Поставление Феодосия на митрополию, произведенное опять-таки без ведома Константинопольского патриарха, закрепляло новый статус Русской Церкви как целиком ни от кого не зависимой. Однако подвластный туркам Константинополь, уже отрекшийся от унии и вернувшийся к этому времени в Православие, отказывался признать автокефалию Русской Церкви. Греки по-прежнему проявляли свое заносчивое нечувствие к реалиям церковной жизни Руси, что и обусловило резкое уменьшение контактов с ними на фоне и без того подорванного авторитета вчерашних униатов. Эта высокомерная и пагубная для интересов Вселенского Православия близорукость Константинопольских патриархов выразилась и в том, что они, отказавшись от унии, тем не менее, сохранили в силе церковное отлучение Русской Церкви, наложенное на нее униатскими патриархами. Патриарх Дионисий в 1469 г. продолжил эту неконструктивную линию, заявляя, что Московских митрополитов он не признает как поставленных без благословения Константинополя.

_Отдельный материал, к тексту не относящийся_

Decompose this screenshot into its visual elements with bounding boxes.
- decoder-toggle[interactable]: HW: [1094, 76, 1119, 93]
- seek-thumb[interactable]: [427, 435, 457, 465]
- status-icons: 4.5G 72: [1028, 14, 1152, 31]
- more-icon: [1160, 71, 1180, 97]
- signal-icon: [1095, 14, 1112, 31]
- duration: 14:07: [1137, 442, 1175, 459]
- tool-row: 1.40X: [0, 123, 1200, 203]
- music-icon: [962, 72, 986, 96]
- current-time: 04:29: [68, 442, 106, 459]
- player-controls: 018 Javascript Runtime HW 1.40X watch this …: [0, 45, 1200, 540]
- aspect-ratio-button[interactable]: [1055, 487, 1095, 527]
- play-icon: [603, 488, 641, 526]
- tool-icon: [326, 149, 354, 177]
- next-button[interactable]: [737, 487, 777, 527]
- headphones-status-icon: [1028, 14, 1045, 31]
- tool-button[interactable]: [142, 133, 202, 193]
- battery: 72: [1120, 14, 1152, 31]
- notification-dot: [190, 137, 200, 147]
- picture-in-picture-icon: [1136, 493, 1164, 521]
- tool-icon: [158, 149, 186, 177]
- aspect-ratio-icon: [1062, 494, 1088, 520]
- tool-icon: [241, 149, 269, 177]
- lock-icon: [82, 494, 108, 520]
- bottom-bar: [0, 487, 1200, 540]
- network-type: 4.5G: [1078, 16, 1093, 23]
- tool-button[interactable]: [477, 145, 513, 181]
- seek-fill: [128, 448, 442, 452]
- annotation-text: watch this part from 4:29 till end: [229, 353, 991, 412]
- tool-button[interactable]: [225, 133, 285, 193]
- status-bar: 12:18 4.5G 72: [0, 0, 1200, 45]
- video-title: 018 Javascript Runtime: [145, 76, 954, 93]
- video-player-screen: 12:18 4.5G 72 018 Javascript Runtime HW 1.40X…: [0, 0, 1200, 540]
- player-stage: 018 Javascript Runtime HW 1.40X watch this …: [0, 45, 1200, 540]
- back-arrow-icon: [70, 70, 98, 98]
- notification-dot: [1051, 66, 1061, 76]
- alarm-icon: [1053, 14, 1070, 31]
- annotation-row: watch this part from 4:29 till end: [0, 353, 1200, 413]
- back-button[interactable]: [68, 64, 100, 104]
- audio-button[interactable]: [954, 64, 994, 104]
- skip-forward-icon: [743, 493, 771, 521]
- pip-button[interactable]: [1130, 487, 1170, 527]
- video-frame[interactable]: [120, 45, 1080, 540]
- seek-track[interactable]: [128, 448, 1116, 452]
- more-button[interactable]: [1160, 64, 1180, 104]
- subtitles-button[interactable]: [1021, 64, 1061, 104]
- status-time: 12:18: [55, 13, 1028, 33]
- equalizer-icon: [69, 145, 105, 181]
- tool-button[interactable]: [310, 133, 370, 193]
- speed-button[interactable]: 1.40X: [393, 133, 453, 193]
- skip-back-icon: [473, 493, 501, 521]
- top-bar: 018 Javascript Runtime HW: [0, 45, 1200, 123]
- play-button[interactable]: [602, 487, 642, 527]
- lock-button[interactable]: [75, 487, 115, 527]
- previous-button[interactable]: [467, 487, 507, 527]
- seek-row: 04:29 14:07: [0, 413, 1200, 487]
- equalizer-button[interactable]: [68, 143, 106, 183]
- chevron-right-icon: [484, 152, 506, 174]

Однако неразумие этой политики Стамбульских патриархов было столь очевидно, что представители иных Восточных Церквей не считали необходимым следовать их курсу в отношении Руси, бесспорно ставшей отныне самым мощным оплотом Православия в мире. Одним из первых это понял Иерусалимский патриарх Иоаким, который в 1464 г. решил лично посетить Москву. И хотя поездка так и не состоялась, Иоаким впоследствии прислал Иоанну III грамоту, которой прощал и отменял церковное запрещение, наложенное на Русь Константинополем. Карташев полагал, что это было сделано не без молчаливого согласия Константинопольской Патриархии, которая без урона своему престижу все же стремилась хотя бы частично разорвать тот порочный круг, который образовался после разрыва отношений между Константинополем и Москвой. Не считаться с независимой Русской Церковью Восток просто не мог: Русь отныне заняла в православном мире совершенно исключительное место духовного лидера, реально восприняв на себя то служение, которое прежде несла погибшая Византия.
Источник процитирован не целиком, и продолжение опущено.